Koch Institute for Integrative Cancer Research, Massachusetts Institute of Technology, 500 Main St, Cambridge, MA 02139, USA.
Future Med Chem. 2017 Mar;9(4):381-402. doi: 10.4155/fmc-2016-0197. Epub 2017 Mar 6.
Computational chemogenomics models the compound-protein interaction space, typically for drug discovery, where existing methods predominantly either incorporate increasing numbers of bioactivity samples or focus on specific subfamilies of proteins and ligands. As an alternative to modeling entire large datasets at once, active learning adaptively incorporates a minimum of informative examples for modeling, yielding compact but high quality models. Results/methodology: We assessed active learning for protein/target family-wide chemogenomic modeling by replicate experiment. Results demonstrate that small yet highly predictive models can be extracted from only 10-25% of large bioactivity datasets, irrespective of molecule descriptors used.

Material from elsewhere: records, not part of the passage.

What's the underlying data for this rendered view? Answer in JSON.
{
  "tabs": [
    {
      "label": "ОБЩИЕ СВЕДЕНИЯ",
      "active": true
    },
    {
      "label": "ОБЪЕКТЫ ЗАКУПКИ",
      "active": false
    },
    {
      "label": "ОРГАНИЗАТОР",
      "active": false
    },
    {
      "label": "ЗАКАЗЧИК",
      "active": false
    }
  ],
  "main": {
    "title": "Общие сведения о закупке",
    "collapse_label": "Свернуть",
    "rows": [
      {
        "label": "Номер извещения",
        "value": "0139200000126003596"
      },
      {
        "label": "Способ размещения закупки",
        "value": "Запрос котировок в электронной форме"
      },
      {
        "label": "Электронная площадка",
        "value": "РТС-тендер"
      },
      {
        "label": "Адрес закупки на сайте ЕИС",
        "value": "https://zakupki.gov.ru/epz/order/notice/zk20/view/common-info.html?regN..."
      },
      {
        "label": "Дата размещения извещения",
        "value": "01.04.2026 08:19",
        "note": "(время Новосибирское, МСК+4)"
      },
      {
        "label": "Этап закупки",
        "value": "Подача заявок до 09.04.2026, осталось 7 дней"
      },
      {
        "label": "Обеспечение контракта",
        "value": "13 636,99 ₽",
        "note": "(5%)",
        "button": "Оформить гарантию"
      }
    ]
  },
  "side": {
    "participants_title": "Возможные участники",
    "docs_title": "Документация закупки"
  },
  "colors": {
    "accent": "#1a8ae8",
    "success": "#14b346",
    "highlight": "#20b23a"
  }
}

Chemogenomic active learning identifies small subsets of ligand-target interactions in a large screening database that lead to knowledge discovery and highly predictive models.

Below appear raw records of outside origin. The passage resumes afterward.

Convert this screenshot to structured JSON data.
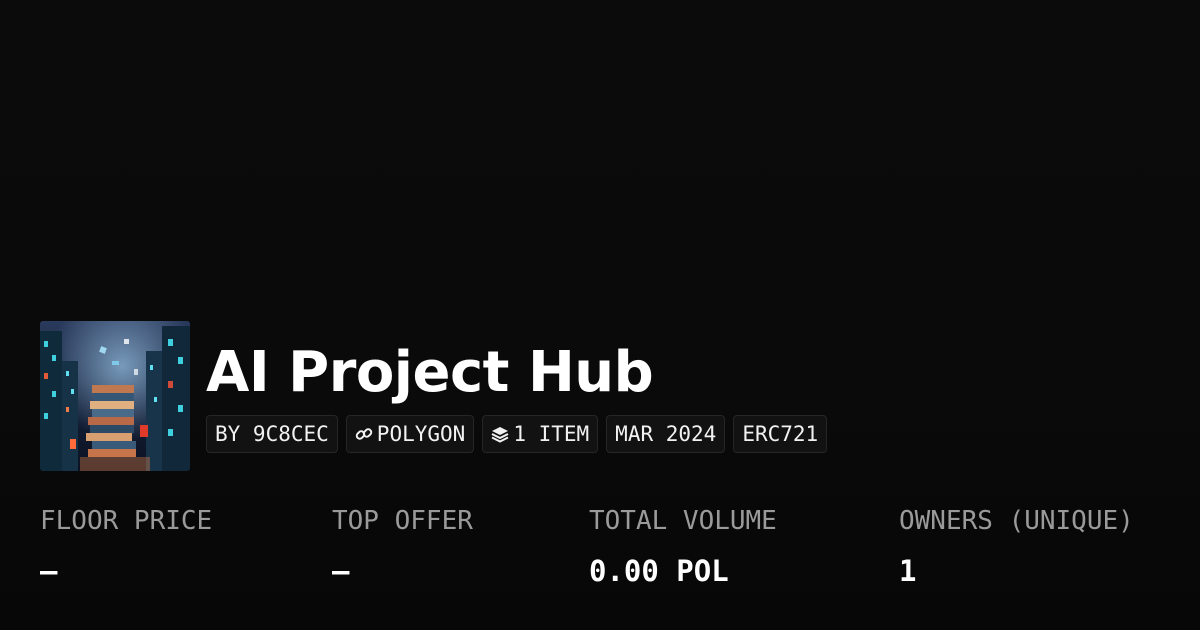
{
  "collection": {
    "title": "AI Project Hub",
    "thumbnail_icon": "collection-artwork"
  },
  "badges": [
    {
      "label": "BY 9C8CEC",
      "icon": null
    },
    {
      "label": "POLYGON",
      "icon": "link-icon"
    },
    {
      "label": "1 ITEM",
      "icon": "layers-icon"
    },
    {
      "label": "MAR 2024",
      "icon": null
    },
    {
      "label": "ERC721",
      "icon": null
    }
  ],
  "stats": [
    {
      "label": "FLOOR PRICE",
      "value": "–"
    },
    {
      "label": "TOP OFFER",
      "value": "–"
    },
    {
      "label": "TOTAL VOLUME",
      "value": "0.00 POL"
    },
    {
      "label": "OWNERS (UNIQUE)",
      "value": "1"
    }
  ],
  "colors": {
    "background": "#0a0a0a",
    "text": "#ffffff",
    "label": "#9a9a9a",
    "badge_bg": "#121212",
    "badge_border": "#262626"
  }
}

计算化学基因组学模型化合物-蛋白质相互作用空间,通常用于药物发现,现有方法主要要么纳入越来越多的生物活性样本,要么专注于蛋白质和配体的特定亚家族。作为一次对整个大型数据集进行建模的替代方法,主动学习自适应地纳入最少的信息示例进行建模,从而生成紧凑但高质量的模型。结果/方法:我们通过重复实验评估了蛋白质/靶标家族范围的化学基因组学建模的主动学习。结果表明,无论使用何种分子描述符,都可以从大型生物活性数据集中仅提取 10-25%的小而高度可预测的模型。结论:化学基因组学主动学习可以从大型筛选数据库中识别出导致知识发现和高度可预测模型的小的配体-靶标相互作用子集。